Þiðreks saga af Bern ('the saga of Þiðrekr of Bern', also Þiðrekssaga, Þiðriks saga, Niflunga saga or Vilkina saga, with Anglicisations including Thidreksaga) is an Old Norse chivalric saga centering the character it calls Þiðrekr af Bern, who originated as the historical king Theoderic the Great (454–526), but who attracted a great many unhistorical legends in the Middle Ages. The text is either a translation of a lost Low German prose narrative of Theoderic's life, or a compilation by a Norwegian or Icelandic scholar based on German material. It is a pre-eminent source for a wide range of medieval Germanic legends.
The identification of this Nordic Þiðrekr af Bern with an heroic interpretation of the Ostrogothic king Theoderic has been recently challenged and rejected by some historians and philologists in epic literature.
The name Vilkinasaga was first used in Johan Peringskiöld's Swedish translation of 1715. Peringskiöld named it after Vilkinaland, which the saga says was an old name for Sweden and Götaland.
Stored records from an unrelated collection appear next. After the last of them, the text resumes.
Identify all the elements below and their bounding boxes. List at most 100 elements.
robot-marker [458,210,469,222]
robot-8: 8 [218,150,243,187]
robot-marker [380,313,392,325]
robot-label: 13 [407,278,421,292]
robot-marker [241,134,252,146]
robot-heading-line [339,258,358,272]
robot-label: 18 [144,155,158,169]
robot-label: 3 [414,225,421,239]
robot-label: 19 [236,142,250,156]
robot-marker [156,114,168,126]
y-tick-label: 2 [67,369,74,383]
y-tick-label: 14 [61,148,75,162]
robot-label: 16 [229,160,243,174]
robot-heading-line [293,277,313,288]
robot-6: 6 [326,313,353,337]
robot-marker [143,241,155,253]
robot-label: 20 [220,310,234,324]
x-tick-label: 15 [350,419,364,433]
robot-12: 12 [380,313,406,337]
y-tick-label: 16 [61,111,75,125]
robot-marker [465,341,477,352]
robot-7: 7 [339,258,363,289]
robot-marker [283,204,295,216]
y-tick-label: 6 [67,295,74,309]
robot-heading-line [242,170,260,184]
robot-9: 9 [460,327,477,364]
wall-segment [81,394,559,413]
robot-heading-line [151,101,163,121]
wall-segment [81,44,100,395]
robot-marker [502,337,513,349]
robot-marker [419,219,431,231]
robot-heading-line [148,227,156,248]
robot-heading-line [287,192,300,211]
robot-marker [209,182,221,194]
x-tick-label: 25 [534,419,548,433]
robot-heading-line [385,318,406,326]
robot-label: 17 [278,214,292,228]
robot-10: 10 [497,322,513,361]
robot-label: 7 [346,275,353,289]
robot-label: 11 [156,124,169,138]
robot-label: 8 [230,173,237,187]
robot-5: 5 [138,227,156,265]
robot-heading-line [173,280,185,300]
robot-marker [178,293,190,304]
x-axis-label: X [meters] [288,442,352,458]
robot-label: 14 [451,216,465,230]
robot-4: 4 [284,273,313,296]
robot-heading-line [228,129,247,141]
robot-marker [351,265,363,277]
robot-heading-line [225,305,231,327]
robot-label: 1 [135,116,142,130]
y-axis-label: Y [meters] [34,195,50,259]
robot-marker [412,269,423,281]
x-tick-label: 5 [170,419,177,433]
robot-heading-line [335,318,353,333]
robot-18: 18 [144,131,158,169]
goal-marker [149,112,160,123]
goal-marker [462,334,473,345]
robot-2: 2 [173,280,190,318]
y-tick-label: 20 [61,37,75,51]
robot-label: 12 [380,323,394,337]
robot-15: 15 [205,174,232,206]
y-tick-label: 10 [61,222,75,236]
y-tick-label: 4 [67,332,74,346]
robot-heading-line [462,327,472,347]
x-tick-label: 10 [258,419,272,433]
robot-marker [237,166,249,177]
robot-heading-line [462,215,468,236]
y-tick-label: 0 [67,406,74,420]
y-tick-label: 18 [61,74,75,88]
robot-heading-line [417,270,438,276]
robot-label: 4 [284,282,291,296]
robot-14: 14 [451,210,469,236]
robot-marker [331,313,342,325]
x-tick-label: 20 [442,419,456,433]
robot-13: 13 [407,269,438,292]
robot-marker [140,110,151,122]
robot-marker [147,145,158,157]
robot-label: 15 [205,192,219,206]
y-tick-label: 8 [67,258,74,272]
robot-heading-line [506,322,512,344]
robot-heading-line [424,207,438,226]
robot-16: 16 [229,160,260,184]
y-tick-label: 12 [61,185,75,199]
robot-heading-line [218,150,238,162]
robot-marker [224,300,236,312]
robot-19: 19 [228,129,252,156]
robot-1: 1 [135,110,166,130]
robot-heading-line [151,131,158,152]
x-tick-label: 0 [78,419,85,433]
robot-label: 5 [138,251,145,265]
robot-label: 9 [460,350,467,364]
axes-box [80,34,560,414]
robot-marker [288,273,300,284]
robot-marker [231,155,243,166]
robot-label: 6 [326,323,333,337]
The saga contains many narratives found in other medieval tales about Theoderic, but also supplements them with other narratives and provides many additional details. It is not clear how much of the source material might have been orally transmitted and how much the author may have had access to written poems. The preface of the text itself says that it was written according to "tales of German men" and "old German poetry", possibly transmitted by Hanseatic merchants in Bergen. Contrary to the historical reality of Theoderic's life, most of the action of the saga is set in Northern Germany, situating Attila's capital at Susat (Soest in Westphalia) and the battle situated in the medieval German poem Die Rabenschlacht in Ravenna taking place at the mouth of the Rhine. This is part of a process operative in oral traditions called "localization", connecting events transmitted orally to familiar places, and is one of the reasons that the poems collected by the saga-writer are believed to be Low German in origin.